This indeed was a moment of glory for Athens that was jubilantly celebrated with a declaration of war on Macedonia. It was an impulsive move, which unfortunately backfired. At the sight of the Macedonian army Athens lost her new friends. They had better things to do than fight for her, and left her alone to absorb the full might of the Macedonian army. Philip's reaction to the Athenian move was prompt, vigorous and characteristic of a Macedonian king, to say the least. The Macedonians did not tolerate insubordination especially from Athens. Philip dispatched general Nicanor with orders to decimate Attica, including the Academy in Athens where the Roman mission was staying. Even though no Romans were killed in the attack, in retrospect, this was a mistake. News of the savage attacks quickly reached the Roman Senate persuading the optimists that Philip's contemptuous behaviour could not be tolerated and something had to be done. The Romans felt that they had no choice but to deliver an ultimatum ordering Philip to stop his aggressions against Attica and to settle his differences with Attalus by arbitration.

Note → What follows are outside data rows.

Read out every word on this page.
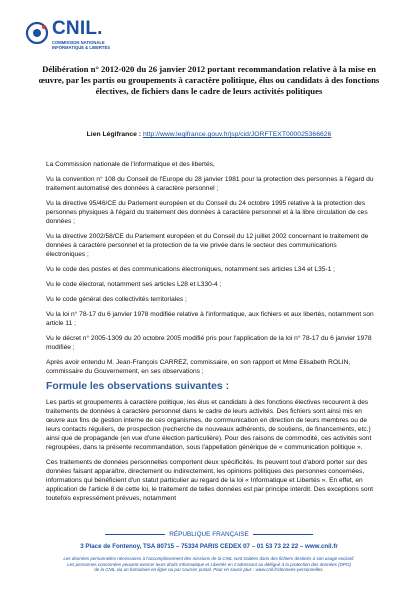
CNIL.
COMMISSION NATIONALE
INFORMATIQUE & LIBERTÉS
Délibération n° 2012-020 du 26 janvier 2012 portant recommandation relative à la mise en œuvre, par les partis ou groupements à caractère politique, élus ou candidats à des fonctions électives, de fichiers dans le cadre de leurs activités politiques
Lien Légifrance : http://www.legifrance.gouv.fr/jsp/cid/JORFTEXT000025366626

La Commission nationale de l'informatique et des libertés,

Vu la convention n° 108 du Conseil de l'Europe du 28 janvier 1981 pour la protection des personnes à l'égard du traitement automatisé des données à caractère personnel ;

Vu la directive 95/46/CE du Parlement européen et du Conseil du 24 octobre 1995 relative à la protection des personnes physiques à l'égard du traitement des données à caractère personnel et à la libre circulation de ces données ;

Vu la directive 2002/58/CE du Parlement européen et du Conseil du 12 juillet 2002 concernant le traitement de données à caractère personnel et la protection de la vie privée dans le secteur des communications électroniques ;

Vu le code des postes et des communications électroniques, notamment ses articles L34 et L35-1 ;

Vu le code électoral, notamment ses articles L28 et L330-4 ;

Vu le code général des collectivités territoriales ;

Vu la loi n° 78-17 du 6 janvier 1978 modifiée relative à l'informatique, aux fichiers et aux libertés, notamment son article 11 ;

Vu le décret n° 2005-1309 du 20 octobre 2005 modifié pris pour l'application de la loi n° 78-17 du 6 janvier 1978 modifiée ;

Après avoir entendu M. Jean-François CARREZ, commissaire, en son rapport et Mme Elisabeth ROLIN, commissaire du Gouvernement, en ses observations ;

Formule les observations suivantes :

Les partis et groupements à caractère politique, les élus et candidats à des fonctions électives recourent à des traitements de données à caractère personnel dans le cadre de leurs activités. Des fichiers sont ainsi mis en œuvre aux fins de gestion interne de ces organismes, de communication en direction de leurs membres ou de leurs contacts réguliers, de prospection (recherche de nouveaux adhérents, de soutiens, de financements, etc.) ainsi que de propagande (en vue d'une élection particulière). Pour des raisons de commodité, ces activités sont regroupées, dans la présente recommandation, sous l'appellation générique de « communication politique ».

Ces traitements de données personnelles comportent deux spécificités. Ils peuvent tout d'abord porter sur des données faisant apparaître, directement ou indirectement, les opinions politiques des personnes concernées, informations qui bénéficient d'un statut particulier au regard de la loi « Informatique et Libertés ». En effet, en application de l'article 8 de cette loi, le traitement de telles données est par principe interdit. Des exceptions sont toutefois expressément prévues, notamment

RÉPUBLIQUE FRANÇAISE
3 Place de Fontenoy, TSA 80715 – 75334 PARIS CEDEX 07 – 01 53 73 22 22 – www.cnil.fr
Les données personnelles nécessaires à l'accomplissement des missions de la CNIL sont traitées dans des fichiers destinés à son usage exclusif.
Les personnes concernées peuvent exercer leurs droits Informatique et Libertés en s'adressant au délégué à la protection des données (DPO)
de la CNIL via un formulaire en ligne ou par courrier postal. Pour en savoir plus : www.cnil.fr/donnees-personnelles.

Philip knew that Rome, so soon after the war with Hannibal, was in no shape to take on Macedonia. He was not in the least perturbed by the prospect of war and completely ignored the ultimatum. He ordered more attacks on Attica and also attacked the cities around the Hellespond hoping to disrupt the Athenian Black Sea grain route.

The Romans dispatched a second ultimatum, which repeated the first and added two more clauses. This time he was required to compensate Rhodes for losses as well as refrain from attacking Egypt and Egyptian possessions. My guess is that the Romans found out about the secret pact between Philip and Antiochus.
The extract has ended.